Yevgeny Sekirin, head of the ministry’s branch in the region, acknowledged that bogs and forests have started smoldering outside Moscow but said the total affected area is relatively small.
Sekirin, speaking on Ekho Moskvy radio on Friday, said 18 forest fires covering 21 hectares and five peat bogs on 1.3 hectares are burning in the Moscow region. In addition, he said, 2,500 grass fires occupying an area of about 32 hectares have been put out since the start of the year.

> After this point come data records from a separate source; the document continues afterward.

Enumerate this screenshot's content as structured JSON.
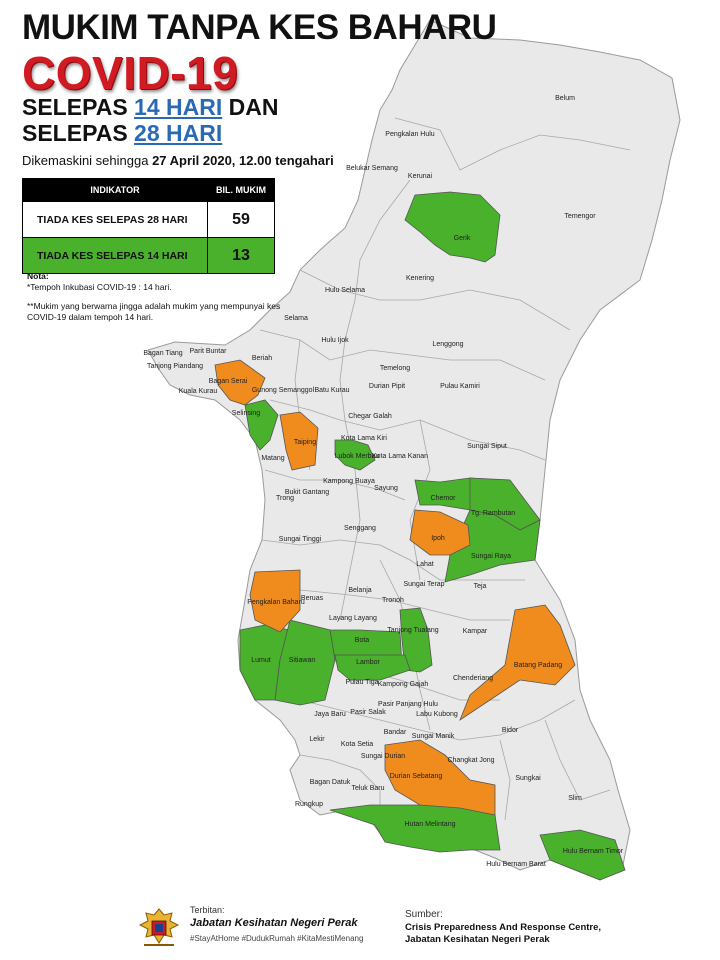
{
  "header": {
    "title_line1": "MUKIM TANPA KES BAHARU",
    "title_line2": "COVID-19",
    "sub1_pre": "SELEPAS ",
    "sub1_hl": "14 HARI",
    "sub1_post": " DAN",
    "sub2_pre": "SELEPAS ",
    "sub2_hl": "28 HARI",
    "updated_prefix": "Dikemaskini sehingga ",
    "updated_value": "27 April 2020, 12.00 tengahari"
  },
  "table": {
    "col1": "INDIKATOR",
    "col2": "BIL. MUKIM",
    "rows": [
      {
        "label": "TIADA KES SELEPAS 28 HARI",
        "value": "59"
      },
      {
        "label": "TIADA KES SELEPAS 14 HARI",
        "value": "13"
      }
    ]
  },
  "notes": {
    "heading": "Nota:",
    "line1": "*Tempoh Inkubasi COVID-19 : 14 hari.",
    "line2": "**Mukim yang berwarna jingga adalah mukim yang mempunyai kes COVID-19 dalam tempoh 14 hari."
  },
  "colors": {
    "green": "#49b12b",
    "orange": "#f08c1e",
    "grey": "#e9e9e9",
    "title_red": "#d01b22",
    "highlight_blue": "#2a6ab5"
  },
  "legend_status": {
    "green": "Tiada kes selepas 14 hari",
    "orange": "Kes COVID-19 dalam tempoh 14 hari",
    "grey": "Tiada kes selepas 28 hari"
  },
  "map_labels": [
    "Belum",
    "Pengkalan Hulu",
    "Belukar Semang",
    "Kerunai",
    "Temengor",
    "Gerik",
    "Kenering",
    "Hulu Selama",
    "Selama",
    "Hulu Ijok",
    "Lenggong",
    "Bagan Tiang",
    "Parit Buntar",
    "Tanjong Piandang",
    "Beriah",
    "Bagan Serai",
    "Kuala Kurau",
    "Gunong Semanggol",
    "Batu Kurau",
    "Temelong",
    "Durian Pipit",
    "Pulau Kamiri",
    "Selinsing",
    "Chegar Galah",
    "Taiping",
    "Lubok Merbau",
    "Kota Lama Kiri",
    "Kota Lama Kanan",
    "Sungai Siput",
    "Matang",
    "Bukit Gantang",
    "Trong",
    "Kampong Buaya",
    "Sayung",
    "Chemor",
    "Tg. Rambutan",
    "Ipoh",
    "Senggang",
    "Sungai Tinggi",
    "Sungai Raya",
    "Lahat",
    "Sungai Terap",
    "Teja",
    "Beruas",
    "Belanja",
    "Tronoh",
    "Pengkalan Baharu",
    "Layang Layang",
    "Tanjong Tualang",
    "Kampar",
    "Bota",
    "Lumut",
    "Sitiawan",
    "Lambor",
    "Batang Padang",
    "Chenderiang",
    "Pulau Tiga",
    "Kampong Gajah",
    "Pasir Panjang Hulu",
    "Jaya Baru",
    "Pasir Salak",
    "Labu Kubong",
    "Bidor",
    "Lekir",
    "Bandar",
    "Sungai Manik",
    "Kota Setia",
    "Sungai Durian",
    "Changkat Jong",
    "Durian Sebatang",
    "Sungkai",
    "Bagan Datuk",
    "Teluk Baru",
    "Rungkup",
    "Slim",
    "Hutan Melintang",
    "Hulu Bernam Timor",
    "Hulu Bernam Barat"
  ],
  "footer": {
    "published_label": "Terbitan:",
    "department": "Jabatan Kesihatan Negeri Perak",
    "hashtags": "#StayAtHome #DudukRumah #KitaMestiMenang",
    "source_label": "Sumber:",
    "source_line1": "Crisis Preparedness And Response Centre,",
    "source_line2": "Jabatan Kesihatan Negeri Perak"
  }
}
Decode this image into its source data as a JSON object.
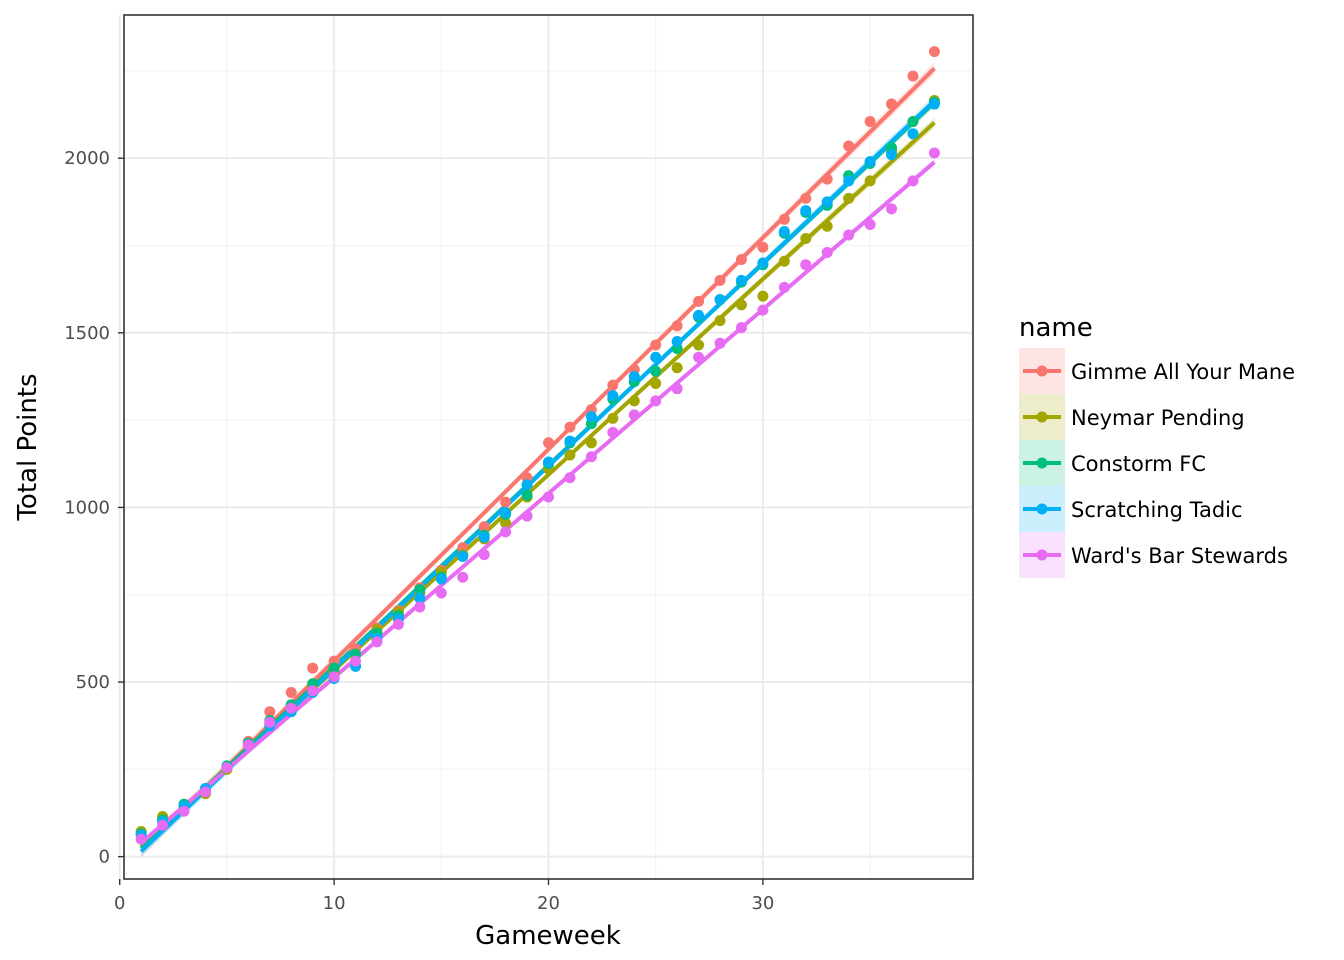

No casualties were reported.
Greenpeace Russia has accused the ministry of downplaying the issue by tweaking the wildfire statistics. The watchdog did not provide its own statistics but said on its web site Thursday that there were “several dozen fires” in the Sergiyevo-Posadsky district of the Moscow region that firefighters were ignoring.
The ministry has accused Greenpeace of misreporting wildfires, but the group denied the accusations, saying Thursday that its volunteers were busy fighting fires in an area that the ministry declared smoke-free. The claims could not be immediately reconciled.
Last summer, some 1,000 peat bog fires broke out over 1,500 hectares of the Moscow region, Moscow region Deputy Governor Nikolai Pishchev told Rossiiskaya Gazeta in late April. Nationwide, the total area engulfed by wildfires reached 200,000 hectares last summer.
Carelessness was to blame for most of the fires, Sekirin said. He did not elaborate. But he told Prime-Tass last year that only 10 percent of peat bog fires are due to natural causes, as opposed to carelessly discarded cigarette butts or the mishandling of fire by people on camping trips.
Peat bogs occupy 254,000 hectares in the Moscow region, Pishchev said. About 65,000 hectares of those, mostly in the eastern and southern parts of the region, need to be flooded to prevent fires.
About 22,000 hectares will be flooded this year, with the rest to follow by 2013, Pishchev said, adding that the flooding program would cost a total of 3.7 billion rubles ($133 million).
Funding for preventing and combating wildfires in the Moscow region stands this year at 636 million rubles ($23 million), “hundreds of times” more than in 2010, Pishchev told Interfax on Friday, without elaborating. Another 173 million rubles is reserved for the same purpose in regional and municipal budgets.
More than 3,700 volunteers are ready to help professional firefighters in the Moscow region this summer, Pishchev said. He conceded, however, that this might not be enough.